The Synthesis and Design of Metal-Organic Framework as Hydrogen Storage Material

Abstract

As hydrogen has 3 times higher energy density than gasoline, storing hydrogen is important in vehicles these days. Although the hydrogen storage system car has already been commercialized, the capability of storing hydrogen under safe and cost-efficient temperatures and pressures is still challenging. Those conditions mean creating ambient temperature and low pressure with a gravimetric capacity of over 5.5 wt% and a volumetric capacity of over 40 g/L. Metal-organic framework (MOF) is known as a good candidate for efficient hydrogen storage material because of its high surface area and reversible hydrogen recharging kinetics. Among the MOFs, the Zn-MOF-5 has been computationally and experimentally proven as a good hydrogen storage material and was synthesized by a new method for hydrogen storage. The first synthetic strategy is the cation-exchange Zn atom of Zn-MOF-5 to light metal Mg and V, which leads to high gravimetric capacity. Especially, V is well known Kubas-type hydrogen storage metal that exerts high uptake in ambient temperature. Also, in order to improve the volumetric capacity, the last synthetic strategy is gel-like synthesis. This synthesis method makes less void per unit volume than crystalline analog MOF, then makes high packing density and high volumetric capacity. The synthesized Zn-MOF-5 store hydrogen under the swing conditions of 77 K and 50 bar as adsorption to 160 K and 5 bar as desorption, the gravimetric capacity of 6.00 wt% and volumetric capacity of 39.1 g/L. Reducing the adsorption pressure from 100 bar to 50 bar is a cost-benefit performance in a practical hydrogen storage tank system.

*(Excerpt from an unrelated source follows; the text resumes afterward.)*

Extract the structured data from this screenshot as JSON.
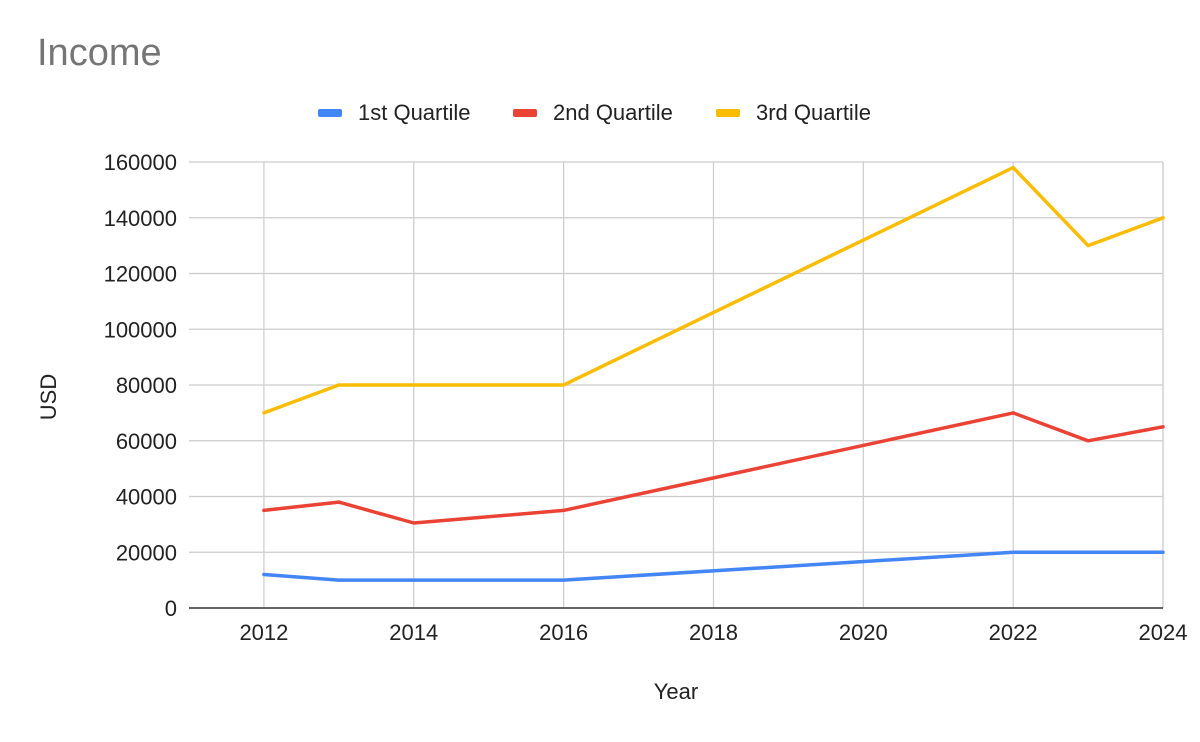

In addition, the synthesized Mg-MOF-5 a new MOF never been reported, under 77 K and 48 bar as adsorption to 160 K and 5 bar as desorption shows a high-performance gravimetric capacity of 5.41 wt%. Especially, the V-MOF-5 shows the second ranking among ambient targets MOFs in gravimetric uptake compared to surface area. Therefore, the gel-like synthesis method shows early hydrogen saturation uptake at lower pressure, and lowering pressure is cost-efficient for an industrial hydrogen tank. Also, the cation-exchange method shows great enhancement of gravimetric capacity uptake. These synthetic strategies allow for designing cost-efficient and safe hydrogen storage material.